Web2.0′s international profit paradox

Paul Raven @ 29-04-2009

internet cafe sign - Varkala, IndiaSlowly but steadily, the world is becoming wired; internet penetration in developing countries is growing at a surprising rate, and the residents of said countries are taking to Web2.0 like ducks to water. Great news for start-up entrepreneurs, right? [image by piccadillywilson]

Well, not entirely. Citizens of developing nations are providing a huge influx of users to Web2.0 platforms, certainly, but the problem is that they chew up a lot of expensive bandwidth without returning much in advertising revenue:

Web companies that rely on advertising are enjoying some of their most vibrant growth in developing countries. But those are also the same places where it can be the most expensive to operate, since Web companies often need more servers to make content available to parts of the world with limited bandwidth. And in those countries, online display advertising is least likely to translate into results.

This intractable contradiction has become a serious drag on the bottom lines of photo-sharing sites, social networks and video distributors like YouTube. It is also threatening the fervent idealism of Internet entrepreneurs, who hoped to unite the world in a single online village but are increasingly finding that the economics of that vision just do not work.

I imagine this problem has been magnified recently by the economic slump; the pricing of online ads everywhere has taken a nosedive in the last year or so.
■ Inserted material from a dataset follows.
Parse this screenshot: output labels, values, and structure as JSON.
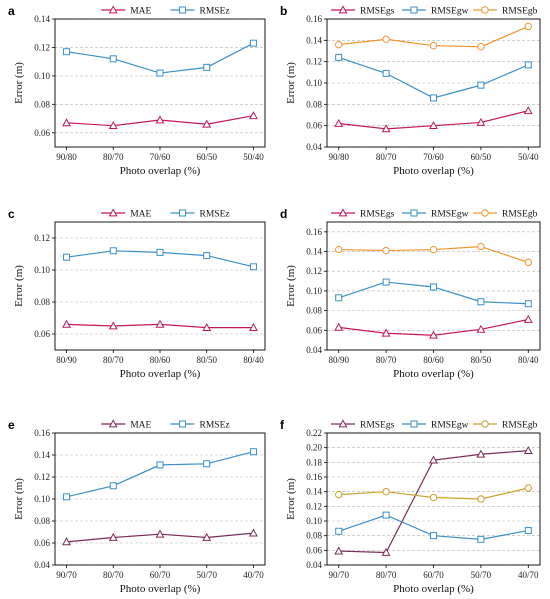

That may be temporary, though, as print media venues close their doors in response to the same pressures. [via SlashDot]

What’s most likely, as the NYT article points out, is a sort of tiered service; MySpace is allegedly planning to serve its Indian userbase with a stripped down page design to save bandwidth (a course of action that, if deployed globally a few years ago, might have stopped people from abandoning it in droves for Facebook), while Veoh has entirely blocked users from many developing regions from watching videos on its service.

A big outfit like Google can afford to bleed money on this sort of thing (and indeed it is – some people estimate YouTube is costing them $1.65million every single day), but not forever. Which means that, if things continue in the same vein, the internet may become the latest frontier where the omnipresent (and ever-growing) gap between the haves and the have-nots makes itself manifest.

It’s a bit of a Catch-22 situation: ad revenue in developing countries is low, but it will only increase at a decent rate if the internet in those areas doesn’t become a second-rate ghetto with limited services. It’s the ages-old battle between idealism and profit margins… and a crucible test for Google’s “don’t be evil” manifesto.